The new department was set up by a committee, organized by Dean Khalil Bitar, dean of the Faculty of Arts and Sciences (FAS), and chaired by Associate Professor Howayda Al-Harithy, chair of the Department of Architecture and Graphic Design, who was involved in this project to re-establish an art department at AUB over a ten-year period. The committee included AUB faculty members from both FAS and FEA and outside experts, such as Vice President Emeritus Samir Thabet. The department currently offers degree programs and minors in studio arts and art history, in addition to elective courses in music and theater. Dean Bitar explains that it was Al-Harithy who suggested that art history be offered as a major when the re-establishment of the art department was first discussed some years ago. Kurani notes that there are few art history programs in the Arab world. He goes on, “In the past this University was a springboard for some great artists, some remarkable art teaching and art happenings that were ultra-cosmopolitan in that they incorporated cultural elements of the best of East and West.  We who are here now want to revive this grand tradition in our studio arts and connect it with the rest of contemporary art in our art history and art theory specializations.”

Noura Al Aquil is one of the students currently majoring in the arts. The daughter of a Lebanese mother and a Saudi father, Noura grew up in Italy.

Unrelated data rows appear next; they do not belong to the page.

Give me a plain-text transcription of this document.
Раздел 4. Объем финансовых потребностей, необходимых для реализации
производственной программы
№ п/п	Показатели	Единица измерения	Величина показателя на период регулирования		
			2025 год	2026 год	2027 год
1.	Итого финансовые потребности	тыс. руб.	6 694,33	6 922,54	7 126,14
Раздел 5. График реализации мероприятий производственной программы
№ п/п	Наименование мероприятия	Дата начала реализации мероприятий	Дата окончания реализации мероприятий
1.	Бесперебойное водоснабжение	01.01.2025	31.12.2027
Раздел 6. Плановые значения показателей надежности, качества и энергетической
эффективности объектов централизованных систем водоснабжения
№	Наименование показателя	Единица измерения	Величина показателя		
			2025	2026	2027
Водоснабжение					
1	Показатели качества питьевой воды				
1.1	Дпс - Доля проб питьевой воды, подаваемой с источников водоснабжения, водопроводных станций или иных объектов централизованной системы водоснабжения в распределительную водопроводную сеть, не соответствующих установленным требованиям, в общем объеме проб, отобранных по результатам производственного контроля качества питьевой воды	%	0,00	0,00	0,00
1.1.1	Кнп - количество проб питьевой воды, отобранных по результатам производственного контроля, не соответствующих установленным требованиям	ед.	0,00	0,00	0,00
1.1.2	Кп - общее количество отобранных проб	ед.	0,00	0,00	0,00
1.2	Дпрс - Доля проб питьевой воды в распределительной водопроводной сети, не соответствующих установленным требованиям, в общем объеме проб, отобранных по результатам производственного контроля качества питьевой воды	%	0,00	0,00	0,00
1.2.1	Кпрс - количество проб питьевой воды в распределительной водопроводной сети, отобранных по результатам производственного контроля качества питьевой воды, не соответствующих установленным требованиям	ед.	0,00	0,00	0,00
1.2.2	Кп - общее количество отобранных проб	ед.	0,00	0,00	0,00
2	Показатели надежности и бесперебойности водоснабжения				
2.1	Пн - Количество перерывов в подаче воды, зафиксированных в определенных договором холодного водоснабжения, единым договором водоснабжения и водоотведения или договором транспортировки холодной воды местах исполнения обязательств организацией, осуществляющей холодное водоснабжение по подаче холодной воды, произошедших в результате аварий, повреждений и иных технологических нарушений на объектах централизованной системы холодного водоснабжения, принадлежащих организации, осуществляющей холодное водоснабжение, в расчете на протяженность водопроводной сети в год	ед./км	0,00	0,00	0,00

She says she is always being asked why she left Rome—a place where “you are constantly surrounded by art”—to come to Beirut. “My reason is simple,” she explains. “I needed to come back to discover more about the origins of the Arabic culture. I have acquired a lot of valuable information through the Western world and believe I should acquire just as much information about the Arab world so that I can combine the two and benefit from both.” Kinda Dahlan, a fine arts student who has so far resisted pressures to become a “doctor, attorney/lawyer, or business woman,” raves about the sculpture class she is currently taking, describing it as “absolutely incredible! The professor and assistants are very motivating and helpful. I love the fact that I am working with my hands.”

Sculpture is just one of the studio courses being offered that Kurani describes as “perennial favorites.” Students can also take courses in drawing, painting, and ceramics. Courses in Art History and Theory are offered in cooperation with the Department of Architecture and Design.

Plans for the Future

The department has generated a lot of interest in a very short period of time: its courses are heavily subscribed and half a dozen students have indicated their intention to major in art. The establishment of the Department of Fine Arts and Art History is an essential part of the University’s commitment to expose its students to a range of intellectual experiences during their time at AUB. As Sandy Maksoudian, one of the students currently majoring in art explains so eloquently, “Studying art not only develops your techniques. It also helps you look at things differently, to look at things from another perspective.” The establishment of the Department of Fine Arts and Art History also supports AUB’s mission to reach out to the peoples of Lebanon and the region. It’s very much a win-win situation.